— Но добро или зло искони заложено в людях?
— Не жди от меня банального восторга: заложены добро и зло. Время безжалостней людей. Представь диалог с самим собой: «Я стал другим?» — «Нет, я остался прежним. Но изменилось время — и я стал другим». Время изменяют люди, а людей время.
— Поэтому, отец, я убежден, что духовный прогресс бессилен перед техническим. И все судорожные попытки интеллектуалов внести в двадцатый технологический век сентиментальную нравственность прошлого бессмысленны. Это не цинизм, отец. Человек должен пройти через испытание сытостью и комфортом. Совместить такое с духовностью жизни нельзя. Нужен бензин для машин и нужно, вообще топливо — значит, надо качать нефть из земли, нужно для строительства дерево — значит, необходимо вырубать леса. Пиджак и брюки из духовности не сошьешь…

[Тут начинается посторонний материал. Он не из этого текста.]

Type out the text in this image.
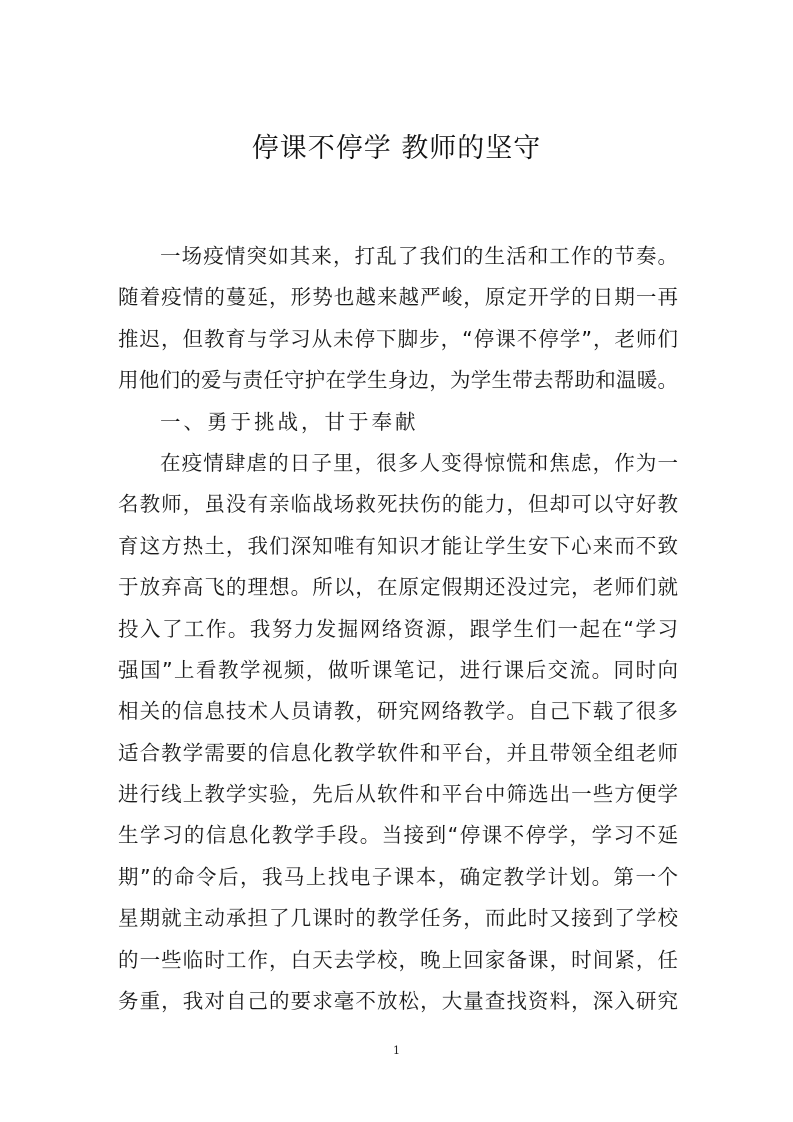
停课不停学 教师的坚守
一场疫情突如其来，打乱了我们的生活和工作的节奏。
随着疫情的蔓延，形势也越来越严峻，原定开学的日期一再
推迟，但教育与学习从未停下脚步，“停课不停学”，老师们
用他们的爱与责任守护在学生身边，为学生带去帮助和温暖。
一、勇于挑战，甘于奉献
在疫情肆虐的日子里，很多人变得惊慌和焦虑，作为一
名教师，虽没有亲临战场救死扶伤的能力，但却可以守好教
育这方热土，我们深知唯有知识才能让学生安下心来而不致
于放弃高飞的理想。所以，在原定假期还没过完，老师们就
投入了工作。我努力发掘网络资源，跟学生们一起在“学习
强国”上看教学视频，做听课笔记，进行课后交流。同时向
相关的信息技术人员请教，研究网络教学。自己下载了很多
适合教学需要的信息化教学软件和平台，并且带领全组老师
进行线上教学实验，先后从软件和平台中筛选出一些方便学
生学习的信息化教学手段。当接到“停课不停学，学习不延
期”的命令后，我马上找电子课本，确定教学计划。第一个
星期就主动承担了几课时的教学任务，而此时又接到了学校
的一些临时工作，白天去学校，晚上回家备课，时间紧，任
务重，我对自己的要求毫不放松，大量查找资料，深入研究
1
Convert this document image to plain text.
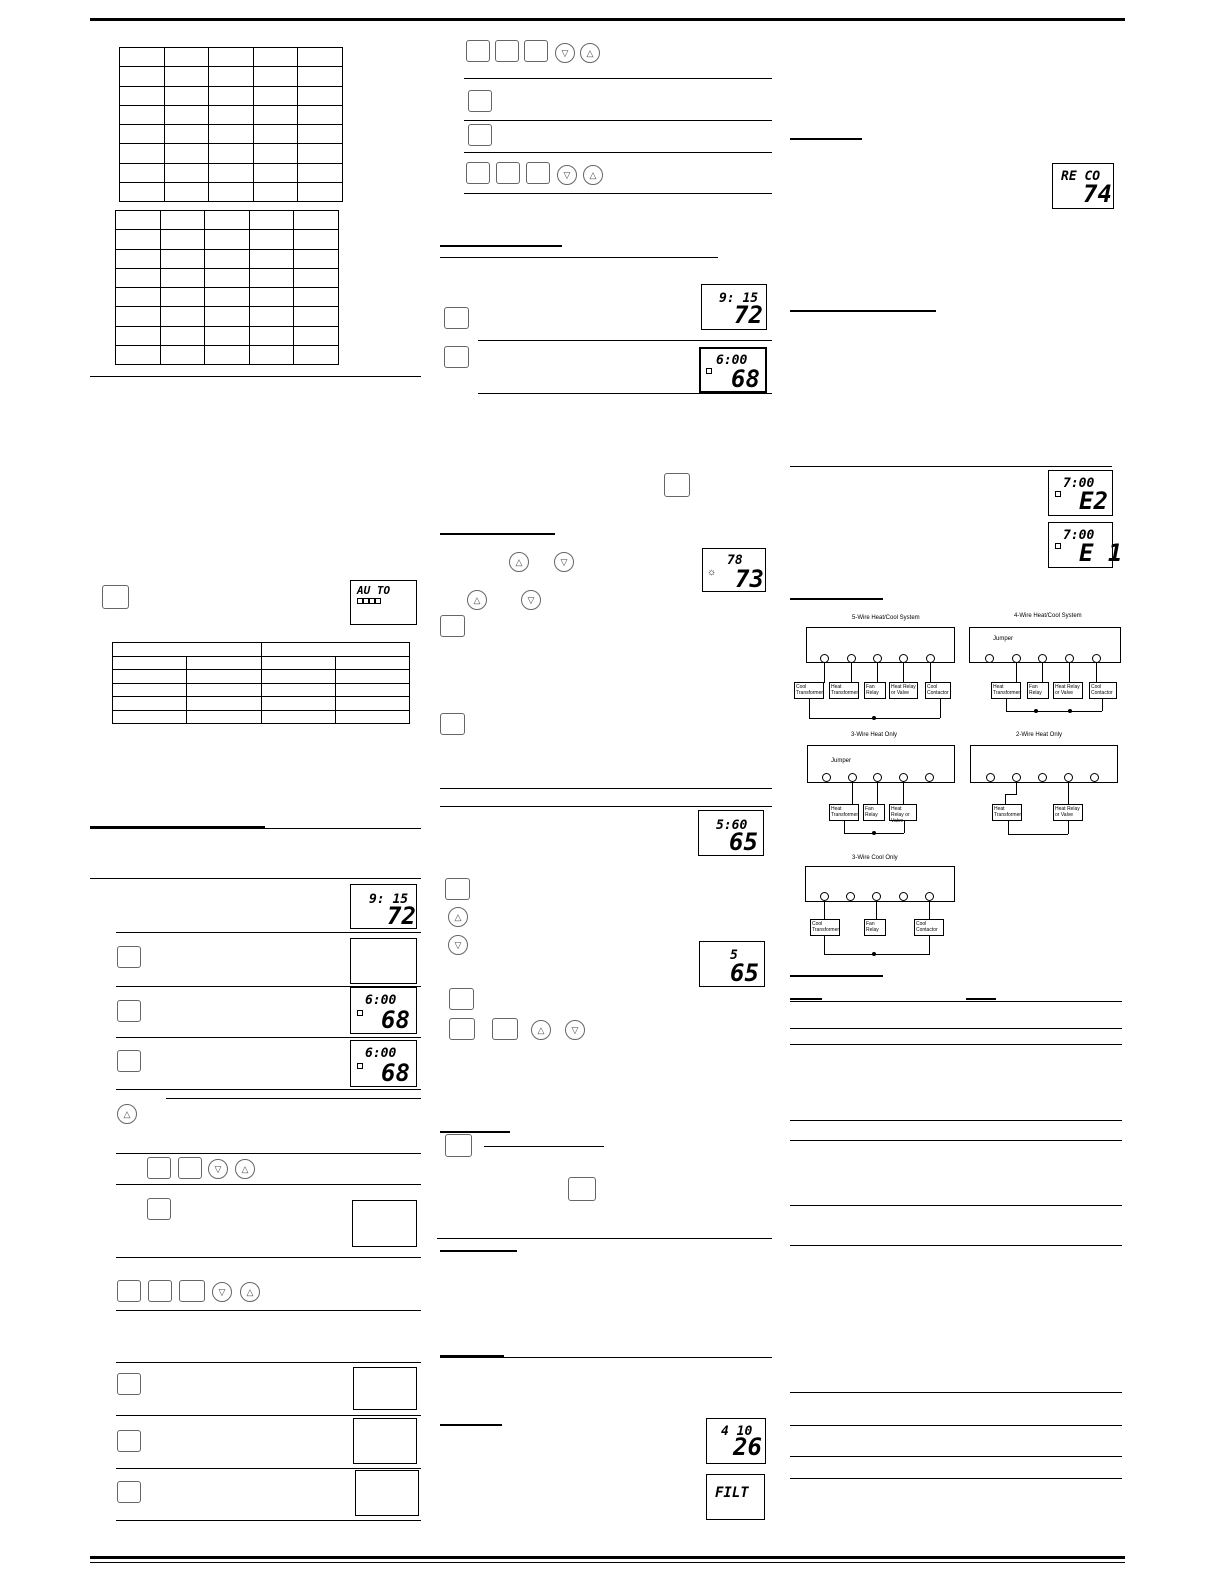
AU TO

9: 15
72
6:00
68
6:00
68
△
▽	△
▽	△
▽	△
▽	△
9: 15
72
6:00
68
△	▽
☼
78
73
△	▽
5:60
65
△
▽
5
65
△	▽
4 10
26
FILT
RE CO
74
7:00
E2
7:00
E 1
5-Wire Heat/Cool System
Cool Transformer
Heat Transformer
Fan Relay
Heat Relay or Valve
Cool Contactor
4-Wire Heat/Cool System
Jumper
Heat Transformer
Fan Relay
Heat Relay or Valve
Cool Contactor
3-Wire Heat Only
Jumper
Heat Transformer
Fan Relay
Heat Relay or Valve
2-Wire Heat Only
Heat Transformer
Heat Relay or Valve
3-Wire Cool Only
Cool Transformer
Fan Relay
Cool Contactor
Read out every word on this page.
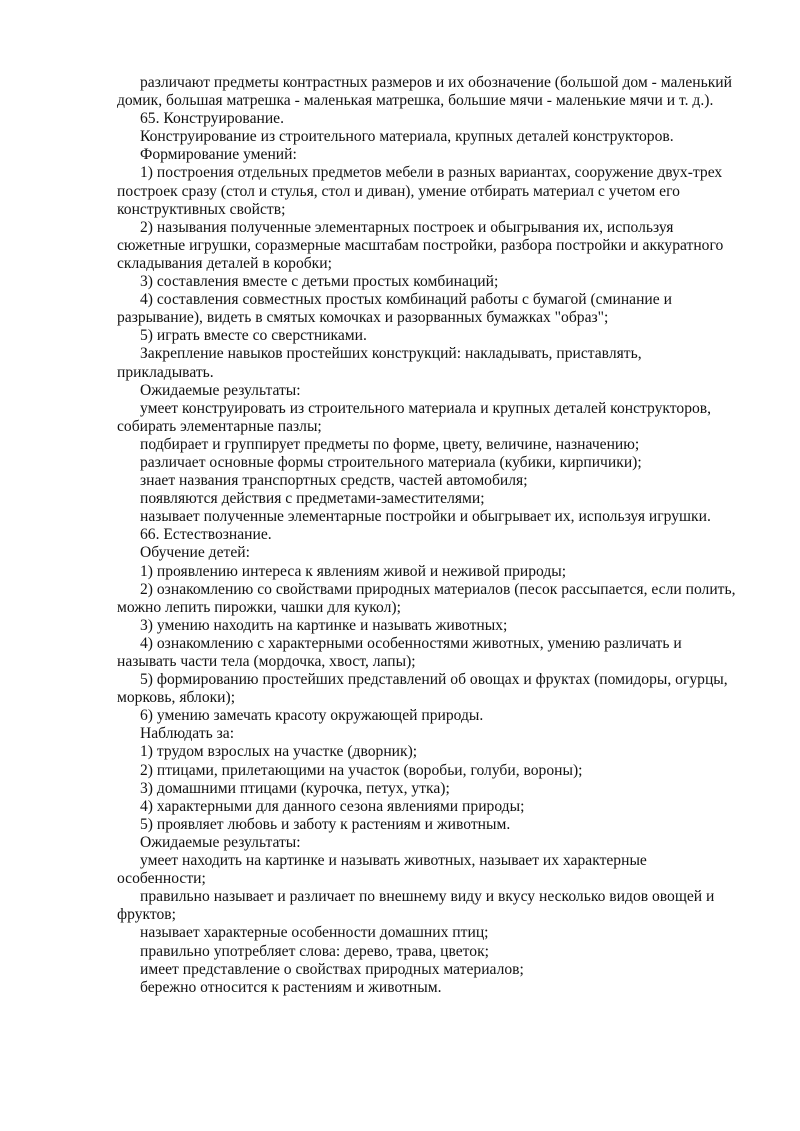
различают предметы контрастных размеров и их обозначение (большой дом - маленький домик, большая матрешка - маленькая матрешка, большие мячи - маленькие мячи и т. д.).

65. Конструирование.

Конструирование из строительного материала, крупных деталей конструкторов.

Формирование умений:

1) построения отдельных предметов мебели в разных вариантах, сооружение двух-трех построек сразу (стол и стулья, стол и диван), умение отбирать материал с учетом его конструктивных свойств;

2) называния полученные элементарных построек и обыгрывания их, используя сюжетные игрушки, соразмерные масштабам постройки, разбора постройки и аккуратного складывания деталей в коробки;

3) составления вместе с детьми простых комбинаций;

4) составления совместных простых комбинаций работы с бумагой (сминание и разрывание), видеть в смятых комочках и разорванных бумажках "образ";

5) играть вместе со сверстниками.

Закрепление навыков простейших конструкций: накладывать, приставлять, прикладывать.

Ожидаемые результаты:

умеет конструировать из строительного материала и крупных деталей конструкторов, собирать элементарные пазлы;

подбирает и группирует предметы по форме, цвету, величине, назначению;

различает основные формы строительного материала (кубики, кирпичики);

знает названия транспортных средств, частей автомобиля;

появляются действия с предметами-заместителями;

называет полученные элементарные постройки и обыгрывает их, используя игрушки.

66. Естествознание.

Обучение детей:

1) проявлению интереса к явлениям живой и неживой природы;

2) ознакомлению со свойствами природных материалов (песок рассыпается, если полить, можно лепить пирожки, чашки для кукол);

3) умению находить на картинке и называть животных;

4) ознакомлению с характерными особенностями животных, умению различать и называть части тела (мордочка, хвост, лапы);

5) формированию простейших представлений об овощах и фруктах (помидоры, огурцы, морковь, яблоки);

6) умению замечать красоту окружающей природы.

Наблюдать за:

1) трудом взрослых на участке (дворник);

2) птицами, прилетающими на участок (воробьи, голуби, вороны);

3) домашними птицами (курочка, петух, утка);

4) характерными для данного сезона явлениями природы;

5) проявляет любовь и заботу к растениям и животным.

Ожидаемые результаты:

умеет находить на картинке и называть животных, называет их характерные особенности;

правильно называет и различает по внешнему виду и вкусу несколько видов овощей и фруктов;

называет характерные особенности домашних птиц;

правильно употребляет слова: дерево, трава, цветок;

имеет представление о свойствах природных материалов;

бережно относится к растениям и животным.
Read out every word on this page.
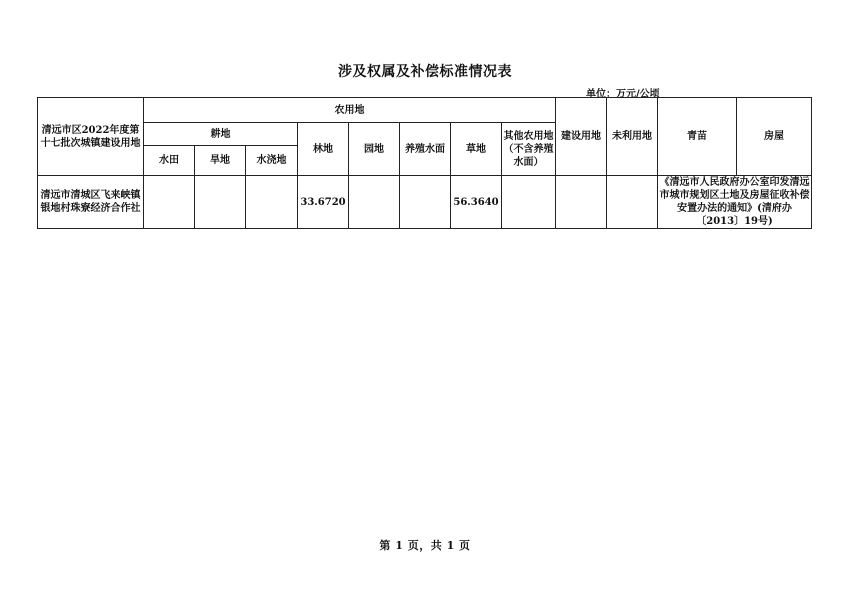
涉及权属及补偿标准情况表
单位：万元/公顷
清远市区2022年度第十七批次城镇建设用地	农用地								建设用地	未利用地	青苗	房屋
	耕地			林地	园地	养殖水面	草地	其他农用地（不含养殖水面）				
	水田	旱地	水浇地									
清远市清城区飞来峡镇银地村珠寮经济合作社				33.6720			56.3640				《清远市人民政府办公室印发清远市城市规划区土地及房屋征收补偿安置办法的通知》(清府办〔2013〕19号)	
第 1 页，共 1 页
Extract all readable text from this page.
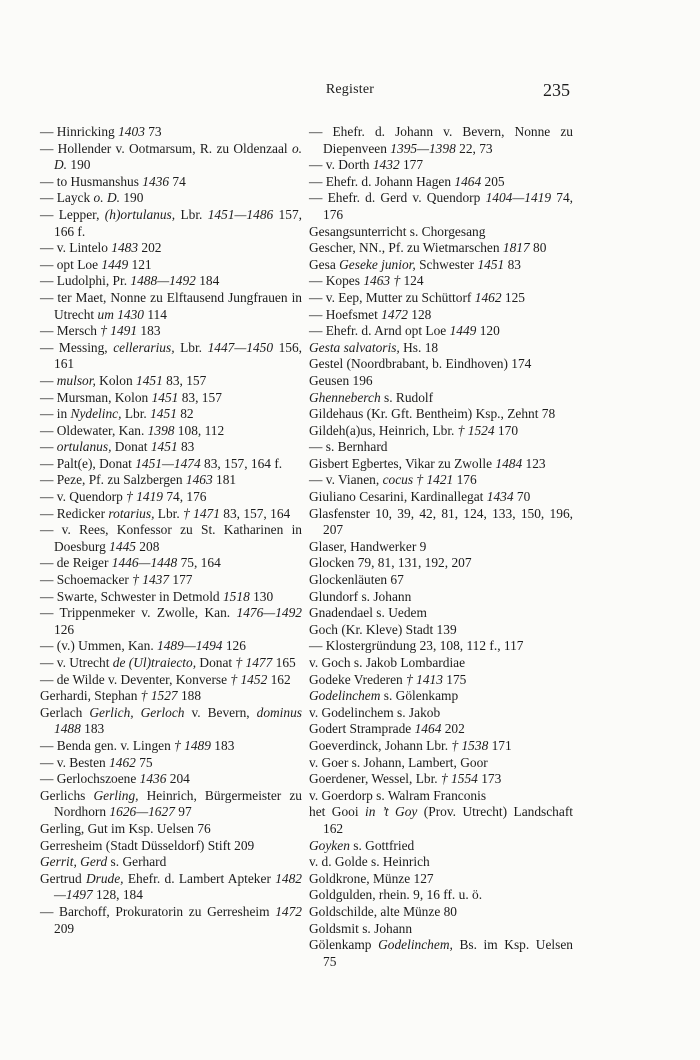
Register	235
— Hinricking 1403 73
— Hollender v. Ootmarsum, R. zu Oldenzaal o. D. 190
— to Husmanshus 1436 74
— Layck o. D. 190
— Lepper, (h)ortulanus, Lbr. 1451—1486 157, 166 f.
— v. Lintelo 1483 202
— opt Loe 1449 121
— Ludolphi, Pr. 1488—1492 184
— ter Maet, Nonne zu Elftausend Jungfrauen in Utrecht um 1430 114
— Mersch † 1491 183
— Messing, cellerarius, Lbr. 1447—1450 156, 161
— mulsor, Kolon 1451 83, 157
— Mursman, Kolon 1451 83, 157
— in Nydelinc, Lbr. 1451 82
— Oldewater, Kan. 1398 108, 112
— ortulanus, Donat 1451 83
— Palt(e), Donat 1451—1474 83, 157, 164 f.
— Peze, Pf. zu Salzbergen 1463 181
— v. Quendorp † 1419 74, 176
— Redicker rotarius, Lbr. † 1471 83, 157, 164
— v. Rees, Konfessor zu St. Katharinen in Doesburg 1445 208
— de Reiger 1446—1448 75, 164
— Schoemacker † 1437 177
— Swarte, Schwester in Detmold 1518 130
— Trippenmeker v. Zwolle, Kan. 1476—1492 126
— (v.) Ummen, Kan. 1489—1494 126
— v. Utrecht de (Ul)traiecto, Donat † 1477 165
— de Wilde v. Deventer, Konverse † 1452 162
Gerhardi, Stephan † 1527 188
Gerlach Gerlich, Gerloch v. Bevern, dominus 1488 183
— Benda gen. v. Lingen † 1489 183
— v. Besten 1462 75
— Gerlochszoene 1436 204
Gerlichs Gerling, Heinrich, Bürgermeister zu Nordhorn 1626—1627 97
Gerling, Gut im Ksp. Uelsen 76
Gerresheim (Stadt Düsseldorf) Stift 209
Gerrit, Gerd s. Gerhard
Gertrud Drude, Ehefr. d. Lambert Apteker 1482—1497 128, 184
— Barchoff, Prokuratorin zu Gerresheim 1472 209
— Ehefr. d. Johann v. Bevern, Nonne zu Diepenveen 1395—1398 22, 73
— v. Dorth 1432 177
— Ehefr. d. Johann Hagen 1464 205
— Ehefr. d. Gerd v. Quendorp 1404—1419 74, 176
Gesangsunterricht s. Chorgesang
Gescher, NN., Pf. zu Wietmarschen 1817 80
Gesa Geseke junior, Schwester 1451 83
— Kopes 1463 † 124
— v. Eep, Mutter zu Schüttorf 1462 125
— Hoefsmet 1472 128
— Ehefr. d. Arnd opt Loe 1449 120
Gesta salvatoris, Hs. 18
Gestel (Noordbrabant, b. Eindhoven) 174
Geusen 196
Ghenneberch s. Rudolf
Gildehaus (Kr. Gft. Bentheim) Ksp., Zehnt 78
Gildeh(a)us, Heinrich, Lbr. † 1524 170
— s. Bernhard
Gisbert Egbertes, Vikar zu Zwolle 1484 123
— v. Vianen, cocus † 1421 176
Giuliano Cesarini, Kardinallegat 1434 70
Glasfenster 10, 39, 42, 81, 124, 133, 150, 196, 207
Glaser, Handwerker 9
Glocken 79, 81, 131, 192, 207
Glockenläuten 67
Glundorf s. Johann
Gnadendael s. Uedem
Goch (Kr. Kleve) Stadt 139
— Klostergründung 23, 108, 112 f., 117
v. Goch s. Jakob Lombardiae
Godeke Vrederen † 1413 175
Godelinchem s. Gölenkamp
v. Godelinchem s. Jakob
Godert Stramprade 1464 202
Goeverdinck, Johann Lbr. † 1538 171
v. Goer s. Johann, Lambert, Goor
Goerdener, Wessel, Lbr. † 1554 173
v. Goerdorp s. Walram Franconis
het Gooi in ’t Goy (Prov. Utrecht) Landschaft 162
Goyken s. Gottfried
v. d. Golde s. Heinrich
Goldkrone, Münze 127
Goldgulden, rhein. 9, 16 ff. u. ö.
Goldschilde, alte Münze 80
Goldsmit s. Johann
Gölenkamp Godelinchem, Bs. im Ksp. Uelsen 75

— Твоя смелость, сын, — желание увидеть голого короля одетым.
— Имеешь в виду технологический прогресс?
— И еще маленькую деталь — смысл человеческой жизни, которую не хотелось бы видеть голым королем.
— Если бы человек был бессмертен, он не думал бы о смысле жизни, отец. А бессмертие ему может дать только технический прогресс, технологизация, а не евангелие нравственности и так называемая духовность.
— Ты молод, Валентин. Человеку порой не хватает целой жизни, чтобы понять, что жизнь свою он прожил бессмысленно.
— Парадокс, парадокс.
— Парадокс — одна из форм истины. Очень не хотел бы, Валентин, чтобы ты прожил свою жизнь под знаком техники, которая якобы все решит. Техника и, кстати сказать, твой киноаппарат ничего не решат, если ты не будешь служить ему, а он тебе разумно подчиняться.
— Отец, я не проживу жизнь бессмысленно.
— Как непонятно… Как нелепо… — растерянно повторила Ольга и, поймав взгляд Валентина, спросила чуть слышно: — Расскажи лучше, Валя, как вы с Людмилой собираетесь жить. На какие средства? Ты не окончил институт, тебе еще учиться два года…
Валентин замкнуто молчал, замолчала и Ольга.
— Я получаю сто сорок рублей, Ольга Евгеньевна, — проговорила внезапно Людмила обиженным голоском. — Потом я могу шить и на дому. Я сумею заработать гораздо больше. Пока нам хватит. Мы будем жить у моей матери… На троих у нас комната восемнадцать метров. Правда, в общей квартире. Ты ведь не против? Знаю, ты не против.
Она слегка погладила руку Валентина, и слишком согласный его кивок сказал Крымову, что незаметная воля остроносенькой девочки распространялась на сына ощутимой властью, растапливая и подчиняя его упрямство, его склонность к постоянным возражениям.
— Не рано ли вы решаете свою судьбу? — сказала Ольга с тихим укором. — Ради чего вы так торопитесь? Я умоляю вас, подумайте оба. Валя, ты способный человек, и, наверное, тебе небезразлично твое будущее.
— Надо жить и настоящим, мама, — возразил Валентин. — Будущее за семью печатями.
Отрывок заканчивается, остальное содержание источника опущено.